The Gulf is dotted with US bases. Kuwait, Bahrain, Qatar, the United Arab Emirates, Saudi Arabia, and Oman have hosted US forces for decades, with presences ranging from dozens of military advisers to full-fledged strategic installations. After the direct involvement of the US Air Force in raids against targets in Iran, these bases become legitimate targets for possible retaliation by Tehran or its proxy militias. The greatest risk is not so much a conventional attack as a campaign of asymmetric actions: drones, sabotage, cyber raids, false flag operations. The military geography of the Gulf, today more than ever, is a weak point in the American security architecture.

Saudi Arabia, the subtle game of ambiguity

Many analysts have wondered what Saudi Arabia’s response will be. After the first Israeli attack in Iran, Riyadh had hastened to publicly condemn the action. Some had taken that condemnation seriously, others had seen it as a cosmetic statement, useful to preserve a certain public narrative in the Arab world. But today the scenario has changed: it is no longer a question of Israel, but of the United States, the Kingdom’s strategic partner par excellence.

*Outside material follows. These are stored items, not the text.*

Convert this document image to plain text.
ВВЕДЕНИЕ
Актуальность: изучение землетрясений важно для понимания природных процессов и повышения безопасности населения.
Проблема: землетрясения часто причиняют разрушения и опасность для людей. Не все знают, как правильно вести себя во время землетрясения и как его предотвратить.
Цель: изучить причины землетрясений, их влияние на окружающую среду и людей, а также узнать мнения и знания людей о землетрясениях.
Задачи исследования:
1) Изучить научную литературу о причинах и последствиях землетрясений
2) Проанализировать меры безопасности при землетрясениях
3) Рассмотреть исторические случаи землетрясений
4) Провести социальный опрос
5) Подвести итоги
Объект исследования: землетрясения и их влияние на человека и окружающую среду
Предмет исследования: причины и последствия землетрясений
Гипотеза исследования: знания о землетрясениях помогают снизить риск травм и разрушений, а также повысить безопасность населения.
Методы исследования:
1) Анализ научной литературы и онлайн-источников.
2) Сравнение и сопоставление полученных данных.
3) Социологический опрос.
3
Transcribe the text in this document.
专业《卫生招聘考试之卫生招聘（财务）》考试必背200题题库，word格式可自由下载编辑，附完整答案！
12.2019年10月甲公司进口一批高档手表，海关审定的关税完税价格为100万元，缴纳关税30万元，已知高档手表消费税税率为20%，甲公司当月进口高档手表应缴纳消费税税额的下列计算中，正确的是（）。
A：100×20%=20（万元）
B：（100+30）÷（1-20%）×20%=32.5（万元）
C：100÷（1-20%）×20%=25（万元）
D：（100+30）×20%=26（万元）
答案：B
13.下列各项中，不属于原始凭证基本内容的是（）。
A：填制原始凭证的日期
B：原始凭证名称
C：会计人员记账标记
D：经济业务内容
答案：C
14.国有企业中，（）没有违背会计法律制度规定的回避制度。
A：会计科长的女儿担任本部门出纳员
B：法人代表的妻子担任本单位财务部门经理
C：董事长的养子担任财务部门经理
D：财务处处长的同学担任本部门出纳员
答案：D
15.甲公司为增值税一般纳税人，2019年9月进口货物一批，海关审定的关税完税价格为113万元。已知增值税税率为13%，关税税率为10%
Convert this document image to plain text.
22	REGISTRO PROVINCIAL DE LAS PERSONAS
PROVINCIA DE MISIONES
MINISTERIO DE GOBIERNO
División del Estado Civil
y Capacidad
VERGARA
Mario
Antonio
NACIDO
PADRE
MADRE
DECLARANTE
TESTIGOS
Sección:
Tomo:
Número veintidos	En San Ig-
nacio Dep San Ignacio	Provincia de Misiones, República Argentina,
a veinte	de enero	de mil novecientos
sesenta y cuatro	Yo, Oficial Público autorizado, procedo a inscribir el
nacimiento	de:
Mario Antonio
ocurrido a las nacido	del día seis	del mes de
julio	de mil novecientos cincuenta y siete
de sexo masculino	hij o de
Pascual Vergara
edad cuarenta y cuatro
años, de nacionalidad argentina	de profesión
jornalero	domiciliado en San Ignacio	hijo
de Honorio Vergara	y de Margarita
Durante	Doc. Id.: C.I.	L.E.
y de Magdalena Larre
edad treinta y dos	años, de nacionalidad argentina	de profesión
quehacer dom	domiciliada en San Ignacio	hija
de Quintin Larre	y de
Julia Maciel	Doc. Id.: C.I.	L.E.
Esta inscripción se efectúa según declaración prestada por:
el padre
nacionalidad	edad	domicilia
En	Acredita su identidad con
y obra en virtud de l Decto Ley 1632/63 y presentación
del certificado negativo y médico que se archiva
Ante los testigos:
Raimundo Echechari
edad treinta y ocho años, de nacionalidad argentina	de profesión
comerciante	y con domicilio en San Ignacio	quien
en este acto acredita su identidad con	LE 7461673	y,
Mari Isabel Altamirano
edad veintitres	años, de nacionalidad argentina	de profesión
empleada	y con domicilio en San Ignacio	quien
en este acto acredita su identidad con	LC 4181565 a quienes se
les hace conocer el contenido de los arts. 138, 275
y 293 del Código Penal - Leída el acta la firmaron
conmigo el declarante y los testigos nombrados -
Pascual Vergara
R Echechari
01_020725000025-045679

And here we must be clear: Saudi Arabia’s real choice is not between supporting or condemning American action – but between making its alignment visible or invisible. No Gulf monarchy, least of all Saudi Arabia, can afford a break with Washington. Internal security, the defence of airspace, the protection of oil sites and even the technological modernisation of the country rest on that partnership.

Mohammed bin Salman’s dilemma, therefore, is a different one: what narrative to offer the Arab world and his own people, and in parallel what discreet support to provide to his US ally. Will he do this by opening or closing airspace? By providing intelligence? By silently supporting an increase in oil production to compensate for market shocks? Every gesture will be read, interpreted, used.

Towards the next move

The Middle East has entered a phase in which deterrence is exercised less with words and more with the movements of ships and drones. The traffic out of the Strait of Hormuz, visible on the satellite map, speaks for itself: instability is already in the numbers, in the price of the barrel, in the frantic movement of oil companies seeking safer ports.

The game is not only played between Washington and Tehran. It is played above all between Tehran and the Gulf capitals, and within those capitals, between the palaces of power and increasingly agitated public opinion. In between, there are the vulnerable and strategic American bases. And across the Mediterranean, there is a fragile Europe, whose attempts to negotiate with the ayatollahs’ regime have already broken down.